🤖 AI Summary
This work addresses the performance degradation in few-shot land cover segmentation from remote sensing time-series imagery caused by scarce annotations. It proposes a plug-and-play regularization strategy that leverages the Segment Anything Model (SAM) as a geometric prior, requiring neither additional annotations nor fine-tuning. By synthesizing cloud-free time-series images, SAM masks are generated in an unsupervised manner, and a novel RegionSmoothLoss is introduced to enforce prediction consistency within SAM-derived regions. The method significantly improves segmentation performance under few-shot conditions, achieving an average mIoU of 36.21% on the PASTIS-R benchmark with only 5% labeled data—surpassing the previous state of the art by 2.33 percentage points (a relative gain of 6.89%)—and reaching up to 40.28% mIoU with the best random seed.
📝 Abstract
Few-shot semantic segmentation of time-series remote sensing images remains a critical challenge, particularly in regions where labeled data is scarce or costly to obtain. While state-of-the-art models perform well under full supervision, their performance degrades significantly under limited labeling, limiting their real-world applicability. In this work, we propose SAM-Aug, a new annotation-efficient framework that leverages the geometry-aware segmentation capability of the Segment Anything Model (SAM) to improve few-shot land cover mapping. Our approach constructs cloud-free composite images from temporal sequences and applies SAM in a fully unsupervised manner to generate geometry-aware mask priors. These priors are then integrated into training through a proposed loss function called RegionSmoothLoss, which enforces prediction consistency within each SAM-derived region across temporal frames, effectively regularizing the model to respect semantically coherent structures. Extensive experiments on the PASTIS-R benchmark under a 5 percent labeled setting demonstrate the effectiveness and robustness of SAM-Aug.
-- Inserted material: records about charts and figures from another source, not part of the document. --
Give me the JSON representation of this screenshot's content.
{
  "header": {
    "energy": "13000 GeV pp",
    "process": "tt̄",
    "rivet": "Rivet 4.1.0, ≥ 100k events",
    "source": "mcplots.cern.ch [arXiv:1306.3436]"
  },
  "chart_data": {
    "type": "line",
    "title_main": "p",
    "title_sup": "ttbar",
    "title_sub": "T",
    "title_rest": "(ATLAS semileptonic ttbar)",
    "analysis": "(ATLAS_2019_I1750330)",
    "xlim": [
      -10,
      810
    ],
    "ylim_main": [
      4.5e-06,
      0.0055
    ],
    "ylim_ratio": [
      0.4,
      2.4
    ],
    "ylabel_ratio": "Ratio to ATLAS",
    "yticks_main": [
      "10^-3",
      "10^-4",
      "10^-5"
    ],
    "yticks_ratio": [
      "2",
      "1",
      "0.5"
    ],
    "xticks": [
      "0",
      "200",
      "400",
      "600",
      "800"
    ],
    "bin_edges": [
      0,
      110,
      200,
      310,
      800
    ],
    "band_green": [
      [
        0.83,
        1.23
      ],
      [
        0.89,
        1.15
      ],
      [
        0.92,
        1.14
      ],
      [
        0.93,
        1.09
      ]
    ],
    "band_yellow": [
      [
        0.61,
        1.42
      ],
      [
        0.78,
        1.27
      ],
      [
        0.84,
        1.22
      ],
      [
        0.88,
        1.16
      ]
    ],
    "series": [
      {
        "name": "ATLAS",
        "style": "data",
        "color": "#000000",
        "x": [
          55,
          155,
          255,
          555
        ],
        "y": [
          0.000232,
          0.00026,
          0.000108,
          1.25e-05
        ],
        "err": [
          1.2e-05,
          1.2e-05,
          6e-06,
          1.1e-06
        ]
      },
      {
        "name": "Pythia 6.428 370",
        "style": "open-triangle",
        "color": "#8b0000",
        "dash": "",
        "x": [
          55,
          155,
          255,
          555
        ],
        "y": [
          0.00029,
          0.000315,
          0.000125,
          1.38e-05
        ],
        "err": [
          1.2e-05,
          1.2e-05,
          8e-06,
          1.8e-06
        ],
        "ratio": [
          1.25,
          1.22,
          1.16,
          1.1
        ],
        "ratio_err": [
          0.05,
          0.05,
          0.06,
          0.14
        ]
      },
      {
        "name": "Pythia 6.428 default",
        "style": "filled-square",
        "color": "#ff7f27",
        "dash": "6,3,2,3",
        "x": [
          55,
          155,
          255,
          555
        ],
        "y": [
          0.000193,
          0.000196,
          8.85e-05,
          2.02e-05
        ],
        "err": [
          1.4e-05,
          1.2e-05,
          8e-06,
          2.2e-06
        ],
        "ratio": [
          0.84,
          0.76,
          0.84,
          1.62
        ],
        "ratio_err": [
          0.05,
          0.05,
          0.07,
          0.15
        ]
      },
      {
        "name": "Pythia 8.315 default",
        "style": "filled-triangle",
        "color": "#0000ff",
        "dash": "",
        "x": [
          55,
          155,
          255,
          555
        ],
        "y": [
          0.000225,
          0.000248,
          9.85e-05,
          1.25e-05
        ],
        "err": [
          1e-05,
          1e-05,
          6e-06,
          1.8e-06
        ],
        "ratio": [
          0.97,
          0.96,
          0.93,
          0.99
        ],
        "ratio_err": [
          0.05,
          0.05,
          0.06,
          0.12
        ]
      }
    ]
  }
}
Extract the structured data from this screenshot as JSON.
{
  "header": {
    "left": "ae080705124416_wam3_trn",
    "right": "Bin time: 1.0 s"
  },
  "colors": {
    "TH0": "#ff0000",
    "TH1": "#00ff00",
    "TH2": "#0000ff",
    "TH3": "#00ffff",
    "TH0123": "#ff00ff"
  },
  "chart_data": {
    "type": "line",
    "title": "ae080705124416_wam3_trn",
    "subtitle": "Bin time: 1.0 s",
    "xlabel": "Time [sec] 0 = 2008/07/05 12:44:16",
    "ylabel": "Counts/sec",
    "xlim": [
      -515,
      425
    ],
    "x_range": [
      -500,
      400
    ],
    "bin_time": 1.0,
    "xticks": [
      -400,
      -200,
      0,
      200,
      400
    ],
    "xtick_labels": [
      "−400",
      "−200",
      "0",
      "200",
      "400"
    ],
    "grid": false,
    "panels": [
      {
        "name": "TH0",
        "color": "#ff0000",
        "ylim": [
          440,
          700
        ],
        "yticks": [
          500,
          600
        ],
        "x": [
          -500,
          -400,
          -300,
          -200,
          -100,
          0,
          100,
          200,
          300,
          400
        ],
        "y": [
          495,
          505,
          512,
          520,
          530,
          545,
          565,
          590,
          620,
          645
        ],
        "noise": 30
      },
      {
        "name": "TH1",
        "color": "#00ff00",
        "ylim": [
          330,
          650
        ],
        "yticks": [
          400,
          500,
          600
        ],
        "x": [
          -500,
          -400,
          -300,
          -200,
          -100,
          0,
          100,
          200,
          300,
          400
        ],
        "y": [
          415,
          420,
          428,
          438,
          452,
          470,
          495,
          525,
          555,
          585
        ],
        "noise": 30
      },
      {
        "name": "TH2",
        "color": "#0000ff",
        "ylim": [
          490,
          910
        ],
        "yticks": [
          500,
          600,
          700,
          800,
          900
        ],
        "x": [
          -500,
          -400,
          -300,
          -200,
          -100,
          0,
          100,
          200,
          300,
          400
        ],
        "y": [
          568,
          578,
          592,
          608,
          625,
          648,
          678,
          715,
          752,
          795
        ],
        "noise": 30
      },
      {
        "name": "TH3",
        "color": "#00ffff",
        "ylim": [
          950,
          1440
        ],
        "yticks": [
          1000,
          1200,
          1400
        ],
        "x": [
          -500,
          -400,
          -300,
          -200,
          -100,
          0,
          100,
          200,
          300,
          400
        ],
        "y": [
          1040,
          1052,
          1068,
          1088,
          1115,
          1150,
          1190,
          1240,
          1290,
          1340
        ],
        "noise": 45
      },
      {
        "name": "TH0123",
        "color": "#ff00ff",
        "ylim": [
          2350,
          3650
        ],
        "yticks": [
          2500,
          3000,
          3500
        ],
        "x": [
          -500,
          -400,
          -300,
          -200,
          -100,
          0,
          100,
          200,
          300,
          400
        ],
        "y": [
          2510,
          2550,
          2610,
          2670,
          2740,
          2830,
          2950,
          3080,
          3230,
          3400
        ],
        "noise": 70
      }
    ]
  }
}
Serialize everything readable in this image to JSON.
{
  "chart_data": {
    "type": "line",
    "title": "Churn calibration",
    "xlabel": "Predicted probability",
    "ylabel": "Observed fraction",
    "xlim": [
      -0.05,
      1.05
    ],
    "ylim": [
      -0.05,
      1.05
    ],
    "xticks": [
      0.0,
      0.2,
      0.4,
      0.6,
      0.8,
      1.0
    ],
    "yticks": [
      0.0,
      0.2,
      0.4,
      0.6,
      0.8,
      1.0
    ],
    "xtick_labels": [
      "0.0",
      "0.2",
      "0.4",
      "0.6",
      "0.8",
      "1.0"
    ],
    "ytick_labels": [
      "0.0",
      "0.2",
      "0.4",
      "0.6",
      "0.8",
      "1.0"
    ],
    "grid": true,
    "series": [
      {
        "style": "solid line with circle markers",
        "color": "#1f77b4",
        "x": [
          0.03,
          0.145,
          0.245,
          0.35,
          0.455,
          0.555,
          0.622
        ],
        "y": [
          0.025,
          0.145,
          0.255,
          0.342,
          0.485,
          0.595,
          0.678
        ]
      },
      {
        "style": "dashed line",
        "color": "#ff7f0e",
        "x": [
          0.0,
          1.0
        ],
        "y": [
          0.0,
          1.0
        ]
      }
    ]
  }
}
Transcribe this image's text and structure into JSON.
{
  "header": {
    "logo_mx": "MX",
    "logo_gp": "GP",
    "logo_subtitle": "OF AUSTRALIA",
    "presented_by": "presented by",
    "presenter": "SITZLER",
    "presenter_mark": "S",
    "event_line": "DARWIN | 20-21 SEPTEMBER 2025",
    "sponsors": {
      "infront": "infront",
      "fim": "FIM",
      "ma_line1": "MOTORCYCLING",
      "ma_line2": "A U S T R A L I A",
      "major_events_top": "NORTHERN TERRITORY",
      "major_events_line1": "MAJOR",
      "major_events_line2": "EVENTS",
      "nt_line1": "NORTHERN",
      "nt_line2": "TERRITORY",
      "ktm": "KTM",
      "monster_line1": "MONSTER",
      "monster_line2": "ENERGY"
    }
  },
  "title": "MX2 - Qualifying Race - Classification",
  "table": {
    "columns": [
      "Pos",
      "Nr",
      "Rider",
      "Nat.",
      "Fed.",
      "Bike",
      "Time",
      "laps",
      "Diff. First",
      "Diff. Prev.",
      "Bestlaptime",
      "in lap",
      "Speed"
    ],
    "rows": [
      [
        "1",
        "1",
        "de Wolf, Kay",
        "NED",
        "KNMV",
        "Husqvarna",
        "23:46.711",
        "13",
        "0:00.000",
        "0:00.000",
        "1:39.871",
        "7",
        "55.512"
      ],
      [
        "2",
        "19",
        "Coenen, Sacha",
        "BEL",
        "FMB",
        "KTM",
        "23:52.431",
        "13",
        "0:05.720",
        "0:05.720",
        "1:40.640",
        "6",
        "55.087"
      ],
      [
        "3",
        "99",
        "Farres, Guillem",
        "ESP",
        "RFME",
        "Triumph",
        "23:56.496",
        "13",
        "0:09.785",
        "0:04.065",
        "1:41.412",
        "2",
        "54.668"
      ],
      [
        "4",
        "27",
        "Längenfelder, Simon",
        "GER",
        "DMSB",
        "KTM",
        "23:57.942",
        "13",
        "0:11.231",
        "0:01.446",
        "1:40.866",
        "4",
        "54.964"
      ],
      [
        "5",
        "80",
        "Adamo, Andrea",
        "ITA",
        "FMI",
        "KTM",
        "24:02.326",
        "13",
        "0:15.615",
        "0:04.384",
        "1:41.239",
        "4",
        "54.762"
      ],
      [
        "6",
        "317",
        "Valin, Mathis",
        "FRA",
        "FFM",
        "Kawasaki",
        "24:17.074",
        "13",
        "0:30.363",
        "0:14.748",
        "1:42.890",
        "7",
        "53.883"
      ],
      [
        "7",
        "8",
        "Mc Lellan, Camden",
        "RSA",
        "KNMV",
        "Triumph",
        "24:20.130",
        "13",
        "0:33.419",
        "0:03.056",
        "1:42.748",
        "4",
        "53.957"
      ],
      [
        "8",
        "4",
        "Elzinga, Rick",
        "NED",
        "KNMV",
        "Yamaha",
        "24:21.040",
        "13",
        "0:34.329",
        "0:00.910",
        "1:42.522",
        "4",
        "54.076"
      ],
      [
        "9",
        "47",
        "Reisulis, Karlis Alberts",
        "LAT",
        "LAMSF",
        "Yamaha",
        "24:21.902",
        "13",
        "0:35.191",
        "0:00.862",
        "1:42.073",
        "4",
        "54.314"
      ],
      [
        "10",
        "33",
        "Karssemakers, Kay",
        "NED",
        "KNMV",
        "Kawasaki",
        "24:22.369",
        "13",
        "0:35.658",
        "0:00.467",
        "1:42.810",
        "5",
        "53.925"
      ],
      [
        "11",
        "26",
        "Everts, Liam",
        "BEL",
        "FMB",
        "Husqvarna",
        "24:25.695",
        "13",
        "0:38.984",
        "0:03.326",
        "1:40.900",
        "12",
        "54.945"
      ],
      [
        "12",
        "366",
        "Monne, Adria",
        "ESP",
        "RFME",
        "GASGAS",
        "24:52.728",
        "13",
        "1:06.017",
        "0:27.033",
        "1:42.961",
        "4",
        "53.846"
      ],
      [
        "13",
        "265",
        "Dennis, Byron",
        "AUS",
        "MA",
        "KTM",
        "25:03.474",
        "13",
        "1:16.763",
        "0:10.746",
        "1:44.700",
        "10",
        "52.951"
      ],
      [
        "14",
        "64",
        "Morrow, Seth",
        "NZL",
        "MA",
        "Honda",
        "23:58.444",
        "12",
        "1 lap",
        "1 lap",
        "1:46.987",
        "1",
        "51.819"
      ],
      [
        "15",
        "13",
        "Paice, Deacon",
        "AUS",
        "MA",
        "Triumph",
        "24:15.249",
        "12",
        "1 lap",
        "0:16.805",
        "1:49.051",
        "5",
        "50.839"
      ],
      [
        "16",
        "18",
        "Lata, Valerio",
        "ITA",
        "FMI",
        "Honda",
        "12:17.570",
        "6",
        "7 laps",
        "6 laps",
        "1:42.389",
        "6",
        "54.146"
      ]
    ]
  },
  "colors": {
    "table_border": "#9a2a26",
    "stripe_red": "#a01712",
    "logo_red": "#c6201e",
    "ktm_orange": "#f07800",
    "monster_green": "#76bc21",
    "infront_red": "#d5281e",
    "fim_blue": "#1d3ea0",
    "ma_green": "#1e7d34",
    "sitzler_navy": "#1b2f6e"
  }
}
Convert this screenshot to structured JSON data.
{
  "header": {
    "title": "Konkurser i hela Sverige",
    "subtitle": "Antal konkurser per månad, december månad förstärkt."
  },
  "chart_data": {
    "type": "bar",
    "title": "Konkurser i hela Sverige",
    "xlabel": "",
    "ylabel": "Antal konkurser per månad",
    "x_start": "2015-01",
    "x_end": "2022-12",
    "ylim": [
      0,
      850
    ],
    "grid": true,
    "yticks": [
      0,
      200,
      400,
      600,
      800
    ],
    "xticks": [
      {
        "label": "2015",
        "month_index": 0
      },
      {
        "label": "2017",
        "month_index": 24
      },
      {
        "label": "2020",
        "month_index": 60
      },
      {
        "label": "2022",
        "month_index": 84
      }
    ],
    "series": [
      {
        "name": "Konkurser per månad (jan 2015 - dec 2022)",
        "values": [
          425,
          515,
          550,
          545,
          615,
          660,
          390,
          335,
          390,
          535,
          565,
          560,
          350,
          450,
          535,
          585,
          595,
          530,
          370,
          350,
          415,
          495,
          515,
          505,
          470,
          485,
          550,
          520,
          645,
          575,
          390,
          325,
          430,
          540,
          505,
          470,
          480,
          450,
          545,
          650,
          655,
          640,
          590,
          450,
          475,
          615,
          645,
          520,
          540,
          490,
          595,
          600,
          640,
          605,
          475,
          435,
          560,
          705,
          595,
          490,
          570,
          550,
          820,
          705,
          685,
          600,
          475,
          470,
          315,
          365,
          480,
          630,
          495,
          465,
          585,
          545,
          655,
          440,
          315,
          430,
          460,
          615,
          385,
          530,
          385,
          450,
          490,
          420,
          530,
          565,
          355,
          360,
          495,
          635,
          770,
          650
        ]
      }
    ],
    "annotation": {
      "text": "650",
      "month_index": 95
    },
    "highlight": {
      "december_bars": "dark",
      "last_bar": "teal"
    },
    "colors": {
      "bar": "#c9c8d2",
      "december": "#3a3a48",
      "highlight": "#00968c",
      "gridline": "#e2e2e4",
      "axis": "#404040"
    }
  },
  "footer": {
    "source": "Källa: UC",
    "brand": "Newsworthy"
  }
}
Averaged over three random seeds (42, 2025, 4090), our method achieves a mean test mIoU of 36.21 percent, outperforming the state-of-the-art baseline by +2.33 percentage points, a relative improvement of 6.89 percent. Notably, on the most favorable split (seed=42), SAM-Aug reaches a test mIoU of 40.28 percent, representing an 11.2 percent relative gain with no additional labeled data. The consistent improvement across all seeds confirms the generalization power of leveraging foundation model priors under annotation scarcity. Our results highlight that vision models like SAM can serve as useful regularizers in few-shot remote sensing learning, offering a scalable and plug-and-play solution for land cover monitoring without requiring manual annotations or model fine-tuning.